Using a mouse model of primary cerebral vasculitis, his team identified endothelial adhesion molecules—VCAM-1 and E-Selectin—as indicators of neurovascular inflammation. VCAM-1–targeted particles detected vessel wall infiltration in vivo, mirroring histological findings. Beyond diagnosis, such imaging permits longitudinal tracking, evaluation of therapeutic effects and identification of candidates realistic for early-phase trials.
Dr Gauberti emphasised that preclinical imaging is not only a window into animal disease.
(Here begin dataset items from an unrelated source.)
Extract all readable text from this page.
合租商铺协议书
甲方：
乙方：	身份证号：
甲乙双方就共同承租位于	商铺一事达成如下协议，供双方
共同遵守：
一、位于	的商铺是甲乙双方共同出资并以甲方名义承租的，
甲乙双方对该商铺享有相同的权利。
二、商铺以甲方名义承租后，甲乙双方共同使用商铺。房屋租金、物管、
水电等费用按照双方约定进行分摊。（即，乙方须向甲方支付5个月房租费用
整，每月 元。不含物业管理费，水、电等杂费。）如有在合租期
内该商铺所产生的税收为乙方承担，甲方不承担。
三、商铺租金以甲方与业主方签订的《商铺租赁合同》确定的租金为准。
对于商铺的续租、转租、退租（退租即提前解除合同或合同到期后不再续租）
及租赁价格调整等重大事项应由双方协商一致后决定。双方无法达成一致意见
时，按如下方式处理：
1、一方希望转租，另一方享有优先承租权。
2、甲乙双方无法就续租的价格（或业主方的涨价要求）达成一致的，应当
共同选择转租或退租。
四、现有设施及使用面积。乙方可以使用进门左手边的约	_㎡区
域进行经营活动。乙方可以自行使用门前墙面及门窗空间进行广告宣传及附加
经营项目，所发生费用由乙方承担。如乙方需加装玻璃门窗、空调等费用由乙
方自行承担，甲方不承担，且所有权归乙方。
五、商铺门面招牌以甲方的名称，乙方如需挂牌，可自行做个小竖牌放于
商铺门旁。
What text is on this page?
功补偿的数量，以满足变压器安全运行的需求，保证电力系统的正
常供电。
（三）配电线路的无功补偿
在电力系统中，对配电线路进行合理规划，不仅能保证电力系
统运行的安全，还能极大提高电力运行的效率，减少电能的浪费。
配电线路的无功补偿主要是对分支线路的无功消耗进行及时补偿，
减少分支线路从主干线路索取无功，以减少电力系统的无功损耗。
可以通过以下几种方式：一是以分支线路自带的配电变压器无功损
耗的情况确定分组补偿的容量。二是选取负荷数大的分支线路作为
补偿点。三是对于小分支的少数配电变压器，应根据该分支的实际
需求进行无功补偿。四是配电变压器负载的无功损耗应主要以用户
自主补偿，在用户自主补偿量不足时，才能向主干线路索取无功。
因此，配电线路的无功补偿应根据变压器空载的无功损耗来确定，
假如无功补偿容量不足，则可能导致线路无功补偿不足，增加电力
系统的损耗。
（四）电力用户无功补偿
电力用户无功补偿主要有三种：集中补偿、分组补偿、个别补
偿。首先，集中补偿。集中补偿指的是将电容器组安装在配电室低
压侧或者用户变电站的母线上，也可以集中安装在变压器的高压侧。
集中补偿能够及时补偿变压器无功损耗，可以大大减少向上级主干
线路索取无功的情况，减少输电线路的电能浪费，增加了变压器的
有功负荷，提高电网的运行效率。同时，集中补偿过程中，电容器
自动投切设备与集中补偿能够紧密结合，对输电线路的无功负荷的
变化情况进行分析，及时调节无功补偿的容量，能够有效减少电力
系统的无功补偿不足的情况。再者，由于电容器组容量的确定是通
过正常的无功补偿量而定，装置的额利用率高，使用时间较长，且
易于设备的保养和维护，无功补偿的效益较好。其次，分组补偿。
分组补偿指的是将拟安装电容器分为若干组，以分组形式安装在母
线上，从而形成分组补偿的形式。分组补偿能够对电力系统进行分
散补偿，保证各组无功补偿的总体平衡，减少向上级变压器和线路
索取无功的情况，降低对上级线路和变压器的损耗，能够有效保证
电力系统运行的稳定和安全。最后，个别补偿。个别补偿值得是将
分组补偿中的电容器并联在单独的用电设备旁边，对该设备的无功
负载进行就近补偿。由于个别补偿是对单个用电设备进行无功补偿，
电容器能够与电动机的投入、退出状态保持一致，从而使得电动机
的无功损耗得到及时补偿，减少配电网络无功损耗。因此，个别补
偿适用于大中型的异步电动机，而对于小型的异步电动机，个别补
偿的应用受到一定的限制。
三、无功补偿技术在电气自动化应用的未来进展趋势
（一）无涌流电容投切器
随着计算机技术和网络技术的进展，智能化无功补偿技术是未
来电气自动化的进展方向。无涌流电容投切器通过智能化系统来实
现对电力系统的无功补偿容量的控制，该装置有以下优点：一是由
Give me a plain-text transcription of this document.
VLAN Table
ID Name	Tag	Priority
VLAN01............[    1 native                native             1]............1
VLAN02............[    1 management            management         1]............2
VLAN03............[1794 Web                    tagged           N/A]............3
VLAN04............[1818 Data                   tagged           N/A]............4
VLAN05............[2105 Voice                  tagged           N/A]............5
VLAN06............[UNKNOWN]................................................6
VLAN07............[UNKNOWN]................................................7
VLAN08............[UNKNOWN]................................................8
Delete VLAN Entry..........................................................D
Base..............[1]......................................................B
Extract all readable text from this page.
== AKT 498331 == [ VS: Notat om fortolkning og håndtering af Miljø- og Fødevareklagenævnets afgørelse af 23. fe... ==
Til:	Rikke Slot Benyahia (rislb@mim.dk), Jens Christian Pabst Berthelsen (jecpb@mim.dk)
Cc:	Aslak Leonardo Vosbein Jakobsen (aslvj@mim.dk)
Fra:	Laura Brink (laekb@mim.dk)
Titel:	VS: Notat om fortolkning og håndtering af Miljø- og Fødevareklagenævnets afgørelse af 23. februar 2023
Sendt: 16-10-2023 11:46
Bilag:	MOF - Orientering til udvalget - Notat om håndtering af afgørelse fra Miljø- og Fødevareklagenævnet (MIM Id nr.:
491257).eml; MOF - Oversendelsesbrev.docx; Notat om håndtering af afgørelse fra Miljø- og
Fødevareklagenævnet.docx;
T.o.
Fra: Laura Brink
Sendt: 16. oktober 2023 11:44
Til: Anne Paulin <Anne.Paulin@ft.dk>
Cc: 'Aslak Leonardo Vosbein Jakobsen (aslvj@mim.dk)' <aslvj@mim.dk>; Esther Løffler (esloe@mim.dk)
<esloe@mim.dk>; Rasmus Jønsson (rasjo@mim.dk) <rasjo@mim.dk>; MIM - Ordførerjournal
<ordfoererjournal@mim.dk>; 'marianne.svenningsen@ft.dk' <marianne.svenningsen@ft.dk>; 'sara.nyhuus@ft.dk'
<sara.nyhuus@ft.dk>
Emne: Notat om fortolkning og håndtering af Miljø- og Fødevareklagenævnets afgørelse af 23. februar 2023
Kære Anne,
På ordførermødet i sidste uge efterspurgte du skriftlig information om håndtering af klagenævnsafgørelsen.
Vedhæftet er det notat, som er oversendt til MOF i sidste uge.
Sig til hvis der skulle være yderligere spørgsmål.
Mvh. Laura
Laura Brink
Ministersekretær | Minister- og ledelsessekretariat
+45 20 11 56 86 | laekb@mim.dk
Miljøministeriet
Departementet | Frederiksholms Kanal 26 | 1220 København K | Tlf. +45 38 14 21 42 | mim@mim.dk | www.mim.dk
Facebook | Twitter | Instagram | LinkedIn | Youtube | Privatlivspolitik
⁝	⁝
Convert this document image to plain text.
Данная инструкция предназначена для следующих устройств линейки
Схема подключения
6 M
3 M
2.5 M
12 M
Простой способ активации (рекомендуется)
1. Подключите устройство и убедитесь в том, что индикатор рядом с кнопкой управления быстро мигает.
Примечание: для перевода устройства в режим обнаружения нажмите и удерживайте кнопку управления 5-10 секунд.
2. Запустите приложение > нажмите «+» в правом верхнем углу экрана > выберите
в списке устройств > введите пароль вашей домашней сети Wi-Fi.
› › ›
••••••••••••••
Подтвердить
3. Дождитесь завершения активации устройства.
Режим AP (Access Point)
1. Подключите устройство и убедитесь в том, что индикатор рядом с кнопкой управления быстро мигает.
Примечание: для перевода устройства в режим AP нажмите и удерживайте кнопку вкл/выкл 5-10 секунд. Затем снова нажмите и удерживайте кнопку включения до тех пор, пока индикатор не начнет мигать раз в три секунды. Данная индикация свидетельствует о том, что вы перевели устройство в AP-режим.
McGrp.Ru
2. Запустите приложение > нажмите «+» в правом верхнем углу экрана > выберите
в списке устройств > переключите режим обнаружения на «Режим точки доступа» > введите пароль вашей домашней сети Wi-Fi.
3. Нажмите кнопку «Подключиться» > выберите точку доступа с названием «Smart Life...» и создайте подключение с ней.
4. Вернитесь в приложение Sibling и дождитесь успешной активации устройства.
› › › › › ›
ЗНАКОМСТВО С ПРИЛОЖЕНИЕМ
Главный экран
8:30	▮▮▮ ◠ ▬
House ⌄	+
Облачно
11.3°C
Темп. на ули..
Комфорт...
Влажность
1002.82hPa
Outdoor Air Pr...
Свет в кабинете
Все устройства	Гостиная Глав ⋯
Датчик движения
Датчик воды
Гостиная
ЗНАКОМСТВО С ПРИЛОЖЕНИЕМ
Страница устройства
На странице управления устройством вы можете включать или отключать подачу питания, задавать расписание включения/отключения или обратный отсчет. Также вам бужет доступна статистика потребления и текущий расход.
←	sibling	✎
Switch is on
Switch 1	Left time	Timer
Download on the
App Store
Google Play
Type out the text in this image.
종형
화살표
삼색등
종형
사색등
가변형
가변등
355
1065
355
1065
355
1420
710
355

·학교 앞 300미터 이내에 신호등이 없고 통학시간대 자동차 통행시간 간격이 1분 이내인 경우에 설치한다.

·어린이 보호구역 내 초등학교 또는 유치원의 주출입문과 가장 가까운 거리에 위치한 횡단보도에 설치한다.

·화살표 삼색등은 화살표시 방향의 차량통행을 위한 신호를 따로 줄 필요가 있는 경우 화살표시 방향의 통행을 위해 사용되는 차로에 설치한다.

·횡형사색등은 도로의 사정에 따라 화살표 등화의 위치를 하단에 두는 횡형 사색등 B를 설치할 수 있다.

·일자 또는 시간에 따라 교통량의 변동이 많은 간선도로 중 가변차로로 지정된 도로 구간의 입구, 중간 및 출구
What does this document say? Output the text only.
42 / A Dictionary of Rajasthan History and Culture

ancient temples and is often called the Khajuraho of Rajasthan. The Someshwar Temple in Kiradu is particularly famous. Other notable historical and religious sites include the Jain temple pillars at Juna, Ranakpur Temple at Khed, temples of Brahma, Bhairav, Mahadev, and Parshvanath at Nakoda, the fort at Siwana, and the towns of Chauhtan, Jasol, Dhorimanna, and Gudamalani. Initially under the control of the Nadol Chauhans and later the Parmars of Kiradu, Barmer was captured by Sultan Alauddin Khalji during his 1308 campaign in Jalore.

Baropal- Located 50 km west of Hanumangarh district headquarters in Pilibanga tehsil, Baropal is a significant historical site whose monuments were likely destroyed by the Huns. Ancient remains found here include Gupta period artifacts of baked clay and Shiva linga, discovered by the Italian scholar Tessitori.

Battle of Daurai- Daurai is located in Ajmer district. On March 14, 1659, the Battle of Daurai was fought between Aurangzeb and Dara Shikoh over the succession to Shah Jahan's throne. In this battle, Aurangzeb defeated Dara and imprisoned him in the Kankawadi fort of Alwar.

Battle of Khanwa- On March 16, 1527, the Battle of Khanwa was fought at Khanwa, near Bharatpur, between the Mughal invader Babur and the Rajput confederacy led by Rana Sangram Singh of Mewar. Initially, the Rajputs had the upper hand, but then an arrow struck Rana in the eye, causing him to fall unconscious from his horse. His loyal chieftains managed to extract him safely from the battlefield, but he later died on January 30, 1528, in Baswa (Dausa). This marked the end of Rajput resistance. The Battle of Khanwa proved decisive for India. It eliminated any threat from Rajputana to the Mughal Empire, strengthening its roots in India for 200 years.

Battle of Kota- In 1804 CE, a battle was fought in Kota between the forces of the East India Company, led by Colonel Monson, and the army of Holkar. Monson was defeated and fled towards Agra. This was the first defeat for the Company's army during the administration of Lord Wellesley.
It can inform clinical translation, select meaningful biomarkers and refine how human treatments are evaluated—particularly in inflammatory and vascular disease.

Session II highlighted a shared message: advancing stroke science depends not only on better therapies, but on better methods. Adaptive trial designs, robust emulation strategies, genetics-anchored targets and translational imaging all bring stroke research closer to clinical reality.
Many thanks to the convenors and invited speakers for an inspiring session.